In the summer of 2005, three friends set out to see the eastern side of the western side of the wide, wide world. These are their relics...
I thoroughly enjoyed learning how to use this program. I've always been daunted by imovie, thinking it was far too advanced and complicated for me to learn, especially as someone who wasn't going to be making professional films for anyone beyond my friends, family, and students. However, learning this program has made me so much more confident in embracing other programs that may seem inaccessible to me. I am also much more confident that I can facilitate the use of this program in classroom in a meaningful and relevant way.
I can think of a variety of things students could do with this software. For example, I am really interested in young people's relationship with music and how it shapes their identity and the strong presence it plays in their lives. This program provides an opportunity for students to pair their visual thoughts about a text or theme with music they find important or meaningful. Whether students are aware of it or not, engaging with music is engaging with language and literacy - even if the music is purely instrumental. By stressing the way certain music can enhance and limit interpretation of the image it's paired with, I would hope to encourage students to think about how different mediums interact with and inform each other. Students can also benefit from a discussion about silence and how what isn't said can be as important as what is.

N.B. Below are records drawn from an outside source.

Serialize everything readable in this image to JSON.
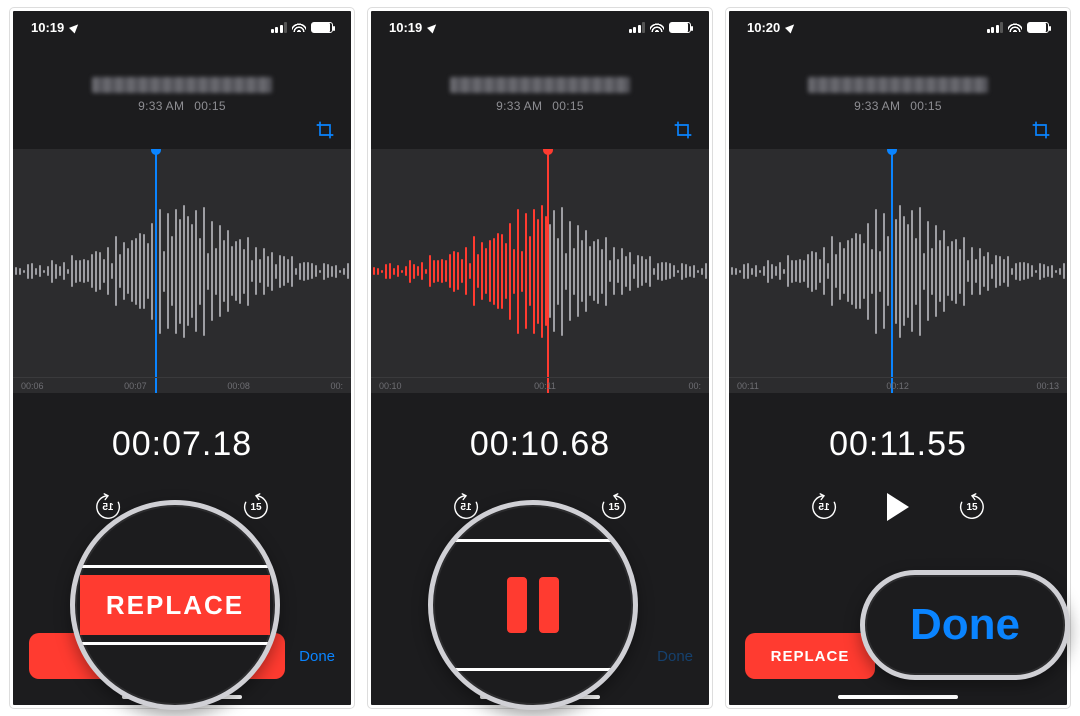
{
  "screens": [
    {
      "status_time": "10:19",
      "meta_time": "9:33 AM",
      "meta_dur": "00:15",
      "timer": "00:07.18",
      "ruler": [
        "00:06",
        "00:07",
        "00:08",
        "00:"
      ],
      "playhead_color": "blue",
      "playhead_left": "42%",
      "done_dim": false,
      "bottom_mode": "replace"
    },
    {
      "status_time": "10:19",
      "meta_time": "9:33 AM",
      "meta_dur": "00:15",
      "timer": "00:10.68",
      "ruler": [
        "00:10",
        "00:11",
        "00:"
      ],
      "playhead_color": "red",
      "playhead_left": "52%",
      "done_dim": true,
      "bottom_mode": "pause"
    },
    {
      "status_time": "10:20",
      "meta_time": "9:33 AM",
      "meta_dur": "00:15",
      "timer": "00:11.55",
      "ruler": [
        "00:11",
        "00:12",
        "00:13"
      ],
      "playhead_color": "blue",
      "playhead_left": "48%",
      "done_dim": false,
      "bottom_mode": "play"
    }
  ],
  "labels": {
    "replace": "REPLACE",
    "done": "Done",
    "skip": "15"
  },
  "bubbles": {
    "replace": "REPLACE",
    "done": "Done"
  }
}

Additionally, this software provides opportunities for students to explore the mood elements of literature by adapting things we read into images for a movie. By adapting a dialogue-less scene into a movie, students are being asked to consider how a scene in a book is "seen" on camera. An exploration of this kind would also help students navigate other forms of media by being knowledgeable about what certain kinds of lighting "say" and the tightness of a camera angle can "reveal".
Overall, this technology is a wonderful way to invite students who struggle with traditional forms of assessment or who are interested in a variety of media to enter a dialogue about meaning and literacy and express themselves on their own turf. Imovie brings the visual elements of literature and the literary elements of music into the English classroom.